Unlike Darby, Armstrong didn’t have a choice in the shifting nature of his narratives. When Gibney signed on to make a film about Armstrong in 2009, the director ostensibly believed he was taking a break from his usual explorations of conspiracies and moral ambiguity to make a straightforward tribute to a champion making the most heroic of heroic comebacks. But circumstances shifted, and a movie about a hero became a documentary about the unmasking of a villain. Armstrong didn’t choose to come clean about his long-standing reliance on illegal PEDs and the elaborate cover-ups he and his teammates and sponsors had to concoct to keep their ruse going. He had to get caught lying and doping before his furious protestations of innocence—he seems enraged by the notion that anyone would expect him of anything untoward—were replaced by admissions that he had cheated for years, destroying lives in the process.
Yet, like Darby, Armstrong seems wholly lacking in remorse. Darby’s lack of regret is a little more understandable; in his mind, he really did nothing wrong, and simply followed his dedication to improving society from one side of the ideological street to the other. Armstrong, however, got caught cheating, but seems to understand the wrongness of his actions solely on an intellectual level. If Armstrong seems sorry for anything, it’s that he was caught and lost some big opportunities as a result. The beautiful, bogus narrative of Lance Armstrong, cancer-conquering clean hero, was replaced by a much uglier story of a repellent narcissist who denied the truth with a sociopathic zeal until denial finally became impossible. Armstrong had to own up to an ugly gauntlet of facts that cast him and his actions in a much different light.
Part of what makes The Armstrong Lie such compelling viewing is that Armstrong doesn’t seem to have learned anything from his experiences. The Armstrong Lie isn’t the redemptive, heartwarming story of an arrogant asshole who was humbled by adversity and a public humiliation the likes of which most can barely imagine. It’s the story of an arrogant asshole who has seemingly learned only the wrong lessons from his travails, and emerged without even the faint consolation of hard-won wisdom.

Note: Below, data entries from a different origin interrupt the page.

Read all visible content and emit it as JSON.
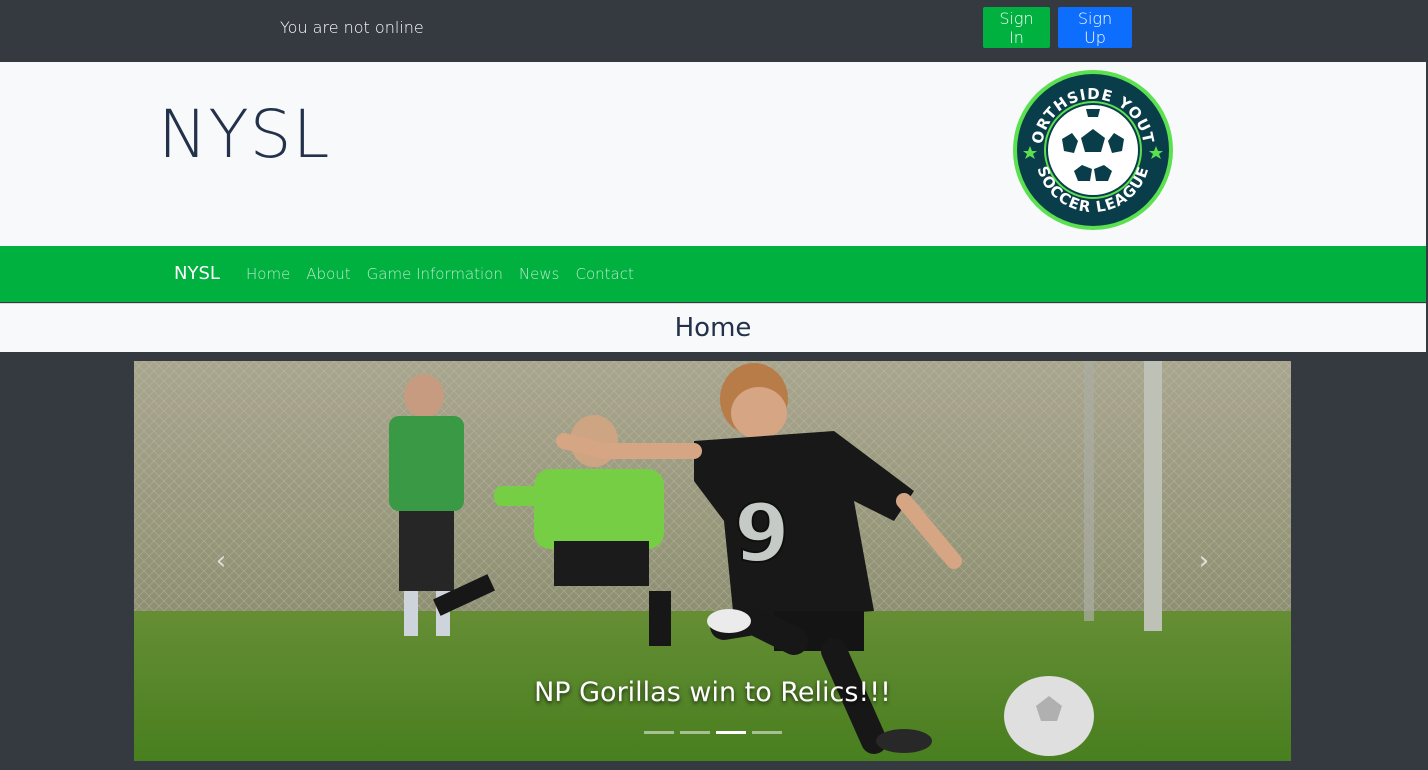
{
  "topbar": {
    "status": "You are not online",
    "sign_in_label": "Sign In",
    "sign_up_label": "Sign Up"
  },
  "header": {
    "title": "NYSL",
    "logo_text_top": "NORTHSIDE YOUTH",
    "logo_text_bottom": "SOCCER LEAGUE"
  },
  "navbar": {
    "brand": "NYSL",
    "links": [
      "Home",
      "About",
      "Game Information",
      "News",
      "Contact"
    ]
  },
  "page": {
    "heading": "Home"
  },
  "carousel": {
    "caption": "NP Gorillas win to Relics!!!",
    "prev_icon": "chevron-left-icon",
    "next_icon": "chevron-right-icon",
    "prev_glyph": "‹",
    "next_glyph": "›",
    "slide_count": 4,
    "active_slide": 3
  },
  "colors": {
    "dark": "#343a40",
    "green": "#00b140",
    "blue": "#0d6efd",
    "light": "#f8f9fa",
    "title": "#23324a"
  }
}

The same is true of Darby. If anything, he seems to have only grown more paranoid, arrogant, and self-martyring since his political conversion. The shared tragedy of The Armstrong Lie and Informant is that its subjects don’t seem to have evolved or matured through their experiences. Armstrong knows a lot about the media, but he never seems to have figured out that it likes at least a modest show of contrition from gods who have plummeted to the earth. Armstrong and Darby were once geniuses at getting their messages across clearly and persuasively. Yet both lack the self-awareness to realize they’ve become the villains of their own stories.